Thickeners for Peach Pie

Fresh peaches from Grant Family Farms

Fresh peaches from Grant Family Farms

Arrowroot: produces a clear, translucent filling and has more holding power than tapioca flour, but less than potato starch (which is the strongest of the three). It is tasteless.  Use 1 tablespoon for each cup of fruit.

Cornstarch: has good holding powder, but produces an unattractive, cloudy, opaque filling that looks “gluey” and detracts from the lovely peaches. Some people think the taste of the cornstarch can be detected, so I would not use cornstarch for this pie. But if that is all you have, use 2 teaspoons per cup of fruit.

Potato flour: produces an unattractive, cloudy, opaque filling and because it is a less-powerful thickener it takes a lot to thicken the filling so the strong potato flavor is noticeable. I would not use potato flour for this pie, but if that’s all you have use 1 ½ tablespoons per cup of fruit.

Potato starch: produces a clear, translucent filling that works well for this pie.
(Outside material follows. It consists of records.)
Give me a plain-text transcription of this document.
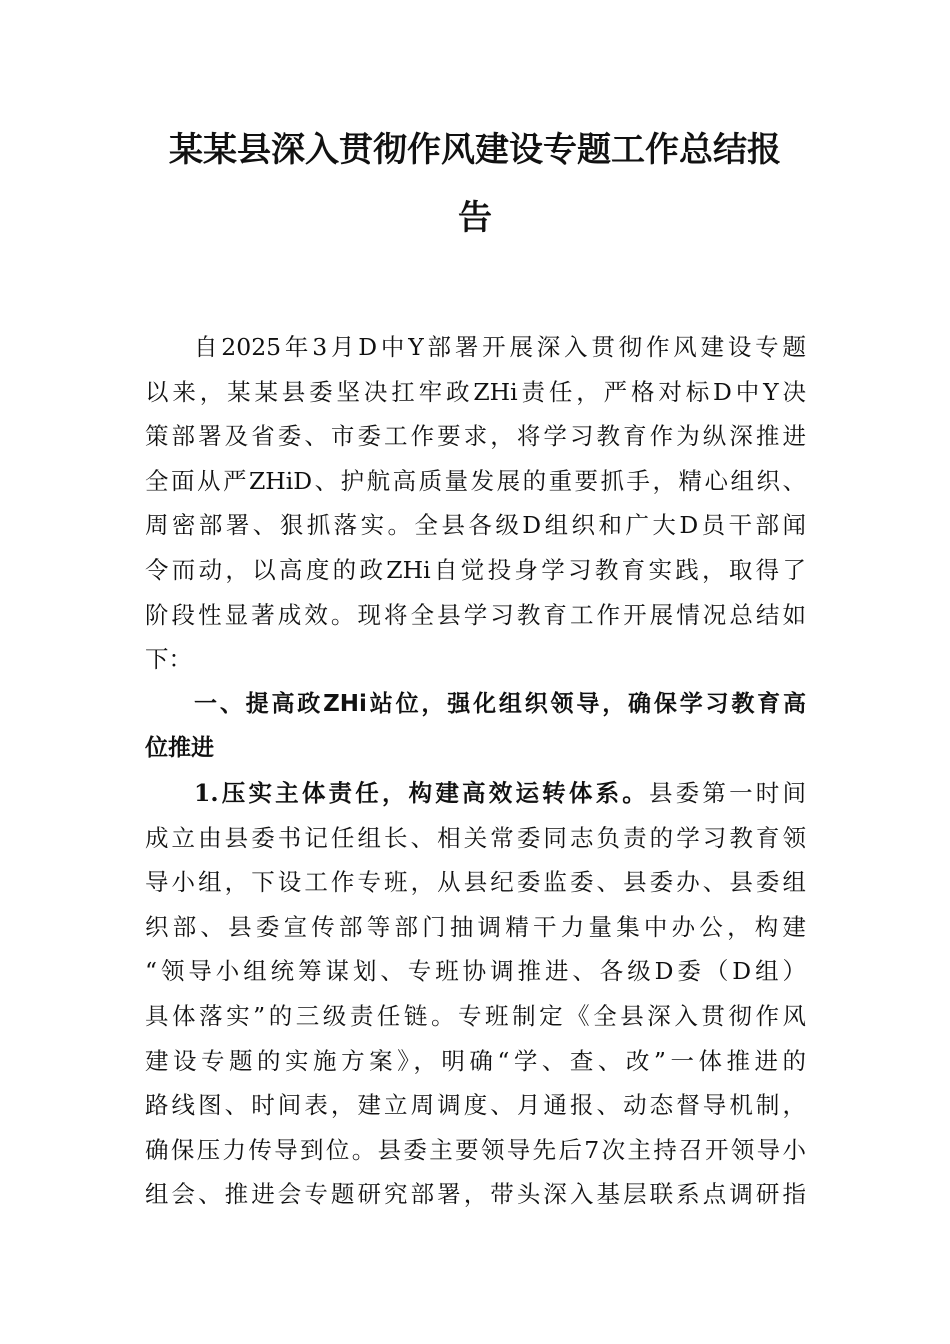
某某县深入贯彻作风建设专题工作总结报
告
自2025年3月D中Y部署开展深入贯彻作风建设专题
以来，某某县委坚决扛牢政ZHi责任，严格对标D中Y决
策部署及省委、市委工作要求，将学习教育作为纵深推进
全面从严ZHiD、护航高质量发展的重要抓手，精心组织、
周密部署、狠抓落实。全县各级D组织和广大D员干部闻
令而动，以高度的政ZHi自觉投身学习教育实践，取得了
阶段性显著成效。现将全县学习教育工作开展情况总结如
下：
一、提高政ZHi站位，强化组织领导，确保学习教育高
位推进
1.压实主体责任，构建高效运转体系。县委第一时间
成立由县委书记任组长、相关常委同志负责的学习教育领
导小组，下设工作专班，从县纪委监委、县委办、县委组
织部、县委宣传部等部门抽调精干力量集中办公，构建
“领导小组统筹谋划、专班协调推进、各级D委（D组）
具体落实”的三级责任链。专班制定《全县深入贯彻作风
建设专题的实施方案》，明确“学、查、改”一体推进的
路线图、时间表，建立周调度、月通报、动态督导机制，
确保压力传导到位。县委主要领导先后7次主持召开领导小
组会、推进会专题研究部署，带头深入基层联系点调研指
Potato starch has more holding power than arrowroot or tapioca flour, so I would use 2 teaspoons per cup of fruit.

Tapioca: tapioca is available in two forms: quick-cooking tapioca granules and tapioca flour. Tapioca flour is a fine powder and produces a clear, translucent filling that works well for peaches and its neutral taste won’t affect the fruit’s flavor. I would use 1 ½ tablespoons per cup of fruit. Quick-cooking tapioca is granular and has slightly more thickening power than tapioca flour but leaves little beads in the filling (sort of like tapioca pudding) that I find unattractive and slightly annoying. Plus, the filling has to sit for awhile to soften the granules. I would not use quick-cooking tapioca in this pie, but 1 tablespoon per cup of fruit would be sufficient if you choose to use it.